On Tuesday, Homeland Security Secretary Kirstjen Nielsen visited a San Diego Pacific Coast beach examining up close the newly installed razor wire wrapped around a towering border wall that cuts across the sand. On the Tijuana side, dozens of onlookers gathered with cellphones to take pictures of her arrival through the fence.

“This is a border wall with row upon row of concertina wire,” Nielsen said. “Make no mistake, we are very serious. You will not get into our country illegally.”

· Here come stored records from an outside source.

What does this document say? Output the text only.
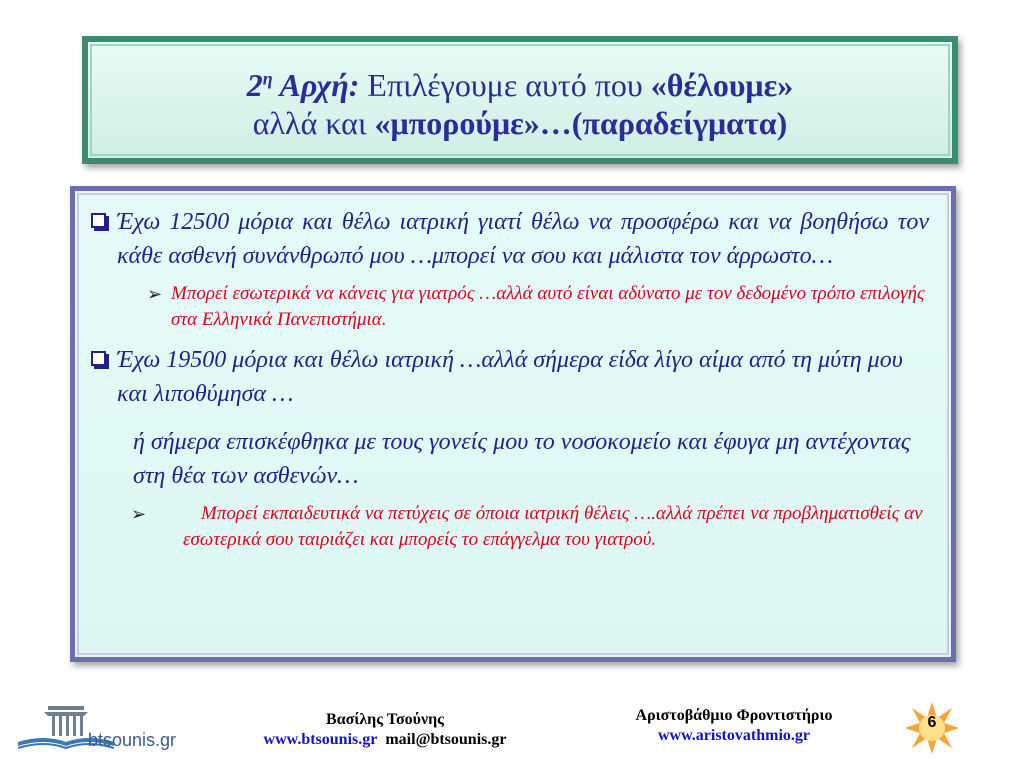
$2^\eta$ Αρχή: Επιλέγουμε αυτό που «θέλουμε»
αλλά και «μπορούμε»…(παραδείγματα)
Έχω 12500 μόρια και θέλω ιατρική γιατί θέλω να προσφέρω και να βοηθήσω τον κάθε ασθενή συνάνθρωπό μου …μπορεί να σου και μάλιστα τον άρρωστο…
➢ Μπορεί εσωτερικά να κάνεις για γιατρός …αλλά αυτό είναι αδύνατο με τον δεδομένο τρόπο επιλογής στα Ελληνικά Πανεπιστήμια.
Έχω 19500 μόρια και θέλω ιατρική …αλλά σήμερα είδα λίγο αίμα από τη μύτη μου και λιποθύμησα …
ή σήμερα επισκέφθηκα με τους γονείς μου το νοσοκομείο και έφυγα μη αντέχοντας στη θέα των ασθενών…
➢	Μπορεί εκπαιδευτικά να πετύχεις σε όποια ιατρική θέλεις ….αλλά πρέπει να προβληματισθείς αν εσωτερικά σου ταιριάζει και μπορείς το επάγγελμα του γιατρού.
btsounis.gr
Βασίλης Τσούνης
www.btsounis.gr mail@btsounis.gr
Αριστοβάθμιο Φροντιστήριο
www.aristovathmio.gr
6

Criminals: She said there were as many as 500 criminals and gang member in the groups heading northward, though she refused to answer questions about how they were identified or what crimes they had committed. She added that caravan migrants had assaulted “border police in multiple countries,” even using “incendiary devices,” though she provided no evidence.

Arrests: A day earlier, Tijuana officials said they had arrested 34 caravan members for drug possession, public intoxication, disturbing the peace and resisting police, and they would be deported to their home countries

Nielsen said there were 6,200 migrants already camped in Tijuana and another 3,000 in Mexicali, a few hours’ drive to the east. She said most were young single men who have no legitimate claim to U.S. asylum, adding that wanting to get a job in the U.S. or be reunited with family were not reasons to be allowed in.

Tijuana Mayor Juan Manuel Gastelum has made a point of saying the city is not happy with the migrants who began arriving last week, and he compared the Central American group unfavorably with about 3,000 Haitians who ended up staying after their bid to reach the U.S. failed last year.

“The Haitians arrived with their papers, with a clear vision,” Gastelum said in an interview posted on the city’s Facebook page. They came “in an orderly way, they never asked us for food or shelter,” renting apartments and making their own food. He said the Haitians found jobs and “inserted themselves in the city’s economy” and had not been involved in any disturbances.

By contrast, Gastelum said, the caravan of Central Americans, “had arrived all of sudden, with a lot of people – not all … but a lot – were aggressive and cocky.”